ECLI:NL:RBAMS:2023:3178

Rechtbank Amsterdam

Datum uitspraak
17 mei 2023
Publicatiedatum
19 mei 2023
Zaaknummer
13/065774-23
Instantie
Rechtbank Amsterdam
Type
Uitspraak
Rechtsgebied
Strafrecht; Europees strafrecht
Procedures
  • Eerste en enige aanleg
Rechters
Vindplaatsen
  • Rechtspraak.nl
AI samenvatting door LexboostAutomatisch gegenereerd

Toestaan van overlevering op basis van Europees aanhoudingsbevel met betrekking tot strafzaken in Polen

In deze zaak heeft de Rechtbank Amsterdam op 17 mei 2023 uitspraak gedaan over een verzoek tot overlevering van een opgeëiste persoon aan Polen op basis van een Europees aanhoudingsbevel (EAB). Het EAB, uitgevaardigd op 8 februari 2023 door de Poolse autoriteiten, betreft de aanhouding en overlevering van de opgeëiste persoon, die in Nederland gedetineerd is. De rechtbank heeft de behandeling van het EAB op 3 mei 2023 gehouden, waarbij de opgeëiste persoon werd bijgestaan door zijn raadsman, mr. A.M.V. Bandhoe, en een tolk in de Poolse taal. De rechtbank heeft de termijn voor uitspraak verlengd met 30 dagen.
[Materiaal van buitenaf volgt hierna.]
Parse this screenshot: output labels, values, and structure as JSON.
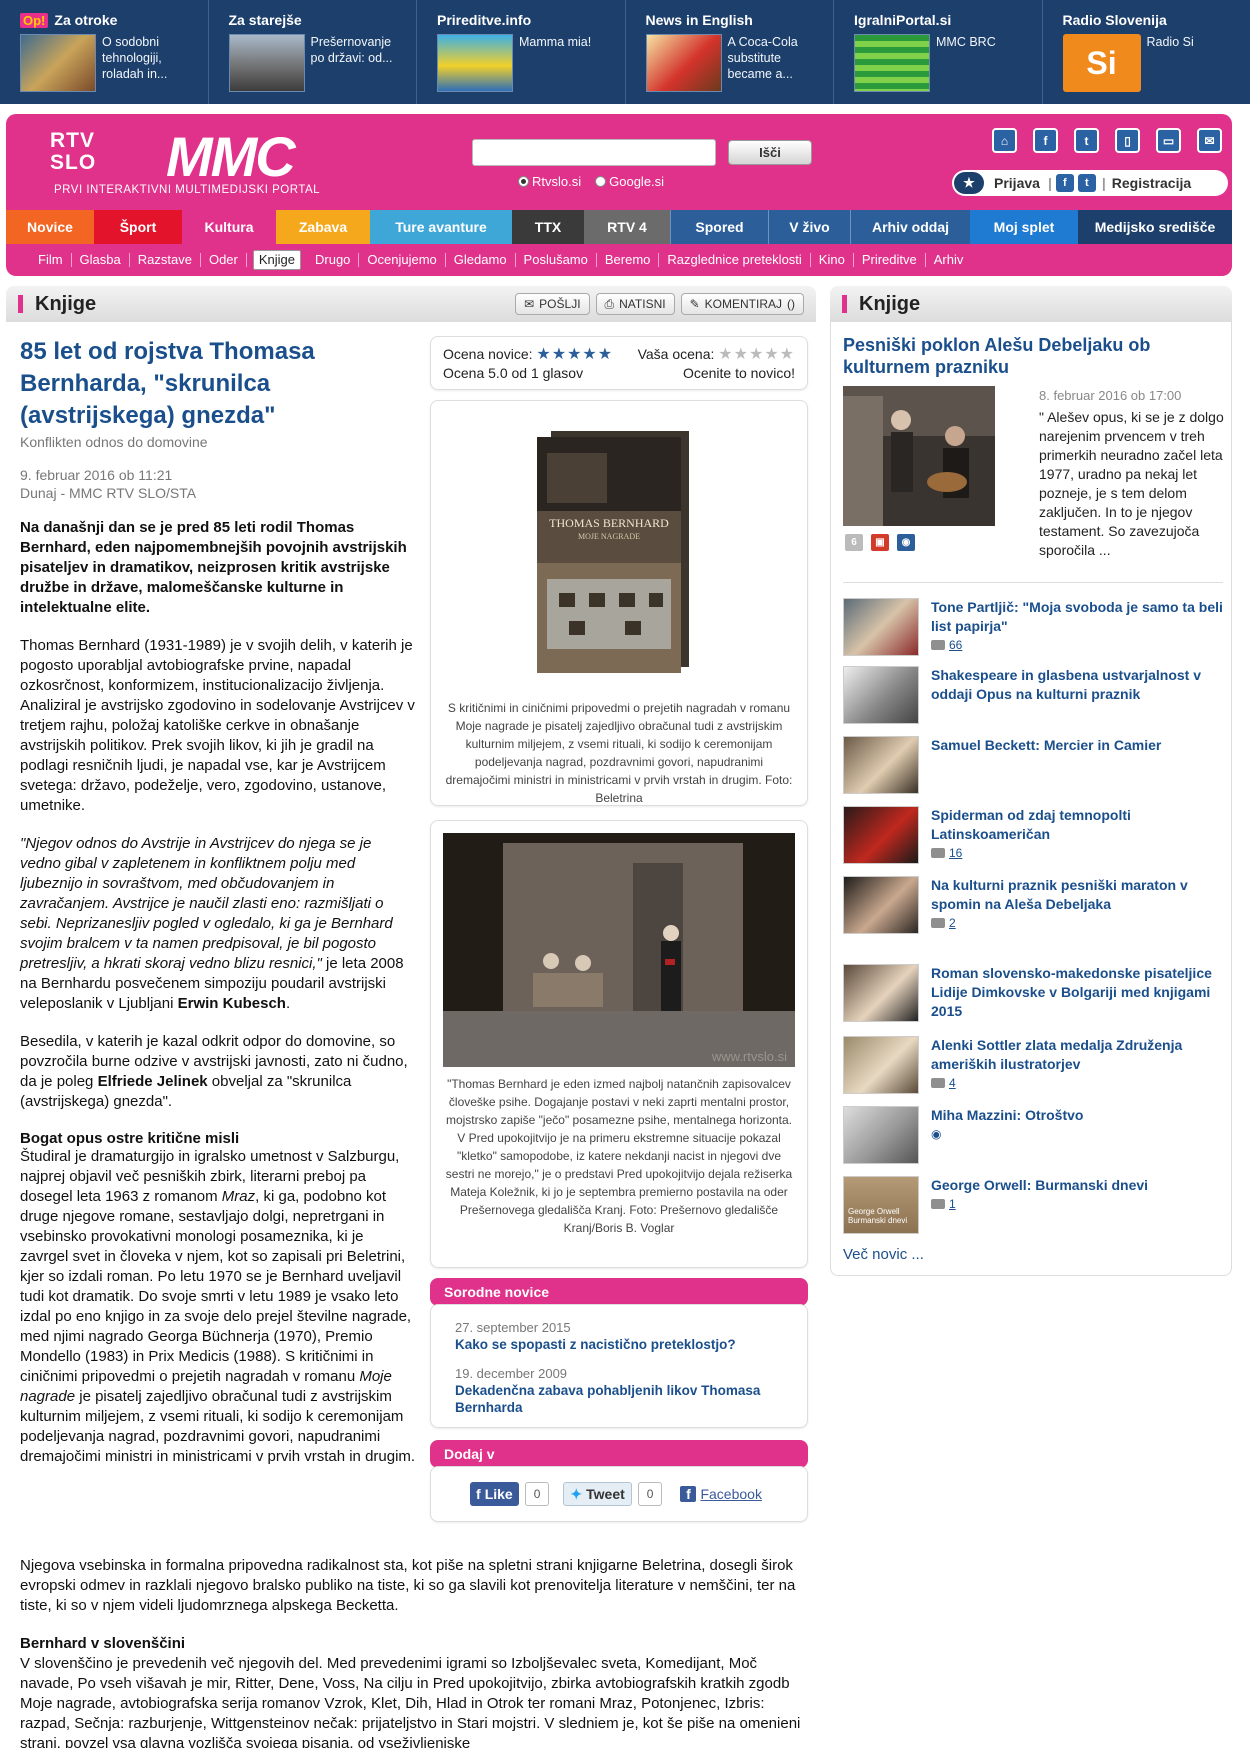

De rechtbank heeft de identiteit van de opgeëiste persoon vastgesteld en de inhoud van het EAB beoordeeld. De opgeëiste persoon is veroordeeld tot een vrijheidsstraf van één jaar en acht maanden voor diefstal en andere misdrijven, waarvan nog een deel van de straf moet worden uitgezeten. De raadsman heeft verweer gevoerd op basis van artikel 12 van de Overleveringswet (OLW), maar de rechtbank oordeelt dat de opgeëiste persoon op de hoogte was van de procedures en dat er geen reden is om de overlevering te weigeren.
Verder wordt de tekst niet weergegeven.